Webster student Sabrina Jordan gets her lunch from a vending machine while fellow student Jessica Mercado waits in line behind her. Some students have questioned the placement of the vending machines, which are located in buildings where students are not permitted to eat. PHOTO BY ANAI GUTIERREZ
By Ashtyn Marshall
Some students at Webster Broadcasting and Digital Media Magnet School have wondered why vending machines are not in the cafeteria but are in the buildings where students are not allowed to eat.
Some students began to notice that it was really crowded around all of the vending machines.
The only time students can use the vending machines is during passing period, so not only are kids going to lunch, but they are also switching classes.
That sometimes causes traffic jams in the halls.
Cassie Hale, a senior this year at Webster, and Jackson Harrison, a sophomore, said the vending machines were in a “weird spot.”
“Considering we aren’t allowed to leave the cafeteria to get things out of the vending machines, I think they should move at least one set over to the cafeteria area,” Hale said.
She feels just one food machine and pop machine would do.
“I think it’s weird because the teachers are always like, ‘No food in class,’ and then right outside the classrooms are the vending machines,” Harrison said.
Hale also said Webster should have regular pop in the vending machines instead of diet.

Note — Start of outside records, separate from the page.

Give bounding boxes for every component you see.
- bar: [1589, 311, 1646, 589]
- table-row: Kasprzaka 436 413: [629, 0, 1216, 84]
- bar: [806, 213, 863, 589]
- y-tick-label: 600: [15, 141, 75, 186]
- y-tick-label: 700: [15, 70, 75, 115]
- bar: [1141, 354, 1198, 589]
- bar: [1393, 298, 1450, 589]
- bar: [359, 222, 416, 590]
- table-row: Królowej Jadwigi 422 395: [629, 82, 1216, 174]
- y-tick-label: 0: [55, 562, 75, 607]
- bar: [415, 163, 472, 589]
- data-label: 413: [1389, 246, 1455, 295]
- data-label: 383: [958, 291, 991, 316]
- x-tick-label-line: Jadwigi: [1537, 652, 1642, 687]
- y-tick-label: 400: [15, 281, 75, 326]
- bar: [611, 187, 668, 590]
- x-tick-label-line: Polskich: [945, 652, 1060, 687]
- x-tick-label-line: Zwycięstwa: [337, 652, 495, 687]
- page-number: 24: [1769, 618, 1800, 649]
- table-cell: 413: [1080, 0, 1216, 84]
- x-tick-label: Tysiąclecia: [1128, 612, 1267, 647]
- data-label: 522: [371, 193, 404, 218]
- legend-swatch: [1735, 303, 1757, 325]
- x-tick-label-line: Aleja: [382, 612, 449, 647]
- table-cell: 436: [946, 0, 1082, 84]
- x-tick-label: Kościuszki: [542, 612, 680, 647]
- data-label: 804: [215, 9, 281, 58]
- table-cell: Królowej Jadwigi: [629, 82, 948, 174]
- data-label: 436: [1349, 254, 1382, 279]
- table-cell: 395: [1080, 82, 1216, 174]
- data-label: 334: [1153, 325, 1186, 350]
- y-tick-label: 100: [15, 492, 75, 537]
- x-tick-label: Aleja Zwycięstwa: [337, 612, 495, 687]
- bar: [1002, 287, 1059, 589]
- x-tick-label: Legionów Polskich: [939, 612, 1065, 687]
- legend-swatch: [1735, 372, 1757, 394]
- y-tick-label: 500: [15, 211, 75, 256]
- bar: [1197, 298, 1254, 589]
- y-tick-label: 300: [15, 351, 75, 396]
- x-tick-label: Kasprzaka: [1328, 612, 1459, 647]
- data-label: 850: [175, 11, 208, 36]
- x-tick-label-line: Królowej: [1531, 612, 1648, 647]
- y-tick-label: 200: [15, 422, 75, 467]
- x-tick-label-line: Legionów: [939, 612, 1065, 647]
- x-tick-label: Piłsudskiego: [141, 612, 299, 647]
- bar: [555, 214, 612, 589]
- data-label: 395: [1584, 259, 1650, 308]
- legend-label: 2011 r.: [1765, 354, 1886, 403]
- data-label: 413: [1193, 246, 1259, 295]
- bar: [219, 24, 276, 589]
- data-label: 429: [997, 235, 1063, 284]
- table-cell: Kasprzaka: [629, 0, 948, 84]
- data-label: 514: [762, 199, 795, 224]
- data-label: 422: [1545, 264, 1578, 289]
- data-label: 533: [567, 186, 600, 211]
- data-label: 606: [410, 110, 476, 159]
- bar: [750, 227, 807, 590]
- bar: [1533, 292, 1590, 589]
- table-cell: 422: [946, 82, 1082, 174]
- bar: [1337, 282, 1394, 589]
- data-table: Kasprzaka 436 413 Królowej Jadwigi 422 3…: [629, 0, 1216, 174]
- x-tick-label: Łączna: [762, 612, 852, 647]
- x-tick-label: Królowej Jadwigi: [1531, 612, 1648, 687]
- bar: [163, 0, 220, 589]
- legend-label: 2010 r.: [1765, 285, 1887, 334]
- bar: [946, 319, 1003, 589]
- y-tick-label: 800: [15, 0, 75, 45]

On the other hand, Harrison thinks that if adults want students to have healthy drinks, instead of diet pop, maybe they could offer fruit juice or V-8.
Harrison said he wants to know why there are so few healthy foods, but adults want students to eat healthier.
Hale pointed out that during the passing period, students don’t have enough time to get anything, and they can’t eat in class anyway.
If they go to the machines nearest to the cafeteria, by the time they get their snack, they’ve wasted half their lunch, she said.
“Why are they put where they are?” Hale asked.
Dale Edwards, former assistant principal at Webster, said back in the 1970s and 1980s, the school used to have vending machines over by the cafeteria, but that was before Sodexo got the contract for the vending machines at Webster.
He said there were too many instances of vandalism and break-ins, so the machines had to be moved.
Edwards said that they can’t be located near the cafeteria now because it causes the lunch program to compete with the vending machines — “sort of a small calamity.”
Access to power was another factor, he said.
“They are located where they are because that’s where the electricity is,” Edwards said.
He also stated that having the pop machines gives more money to the school, so students don’t have to do as many fundraisers.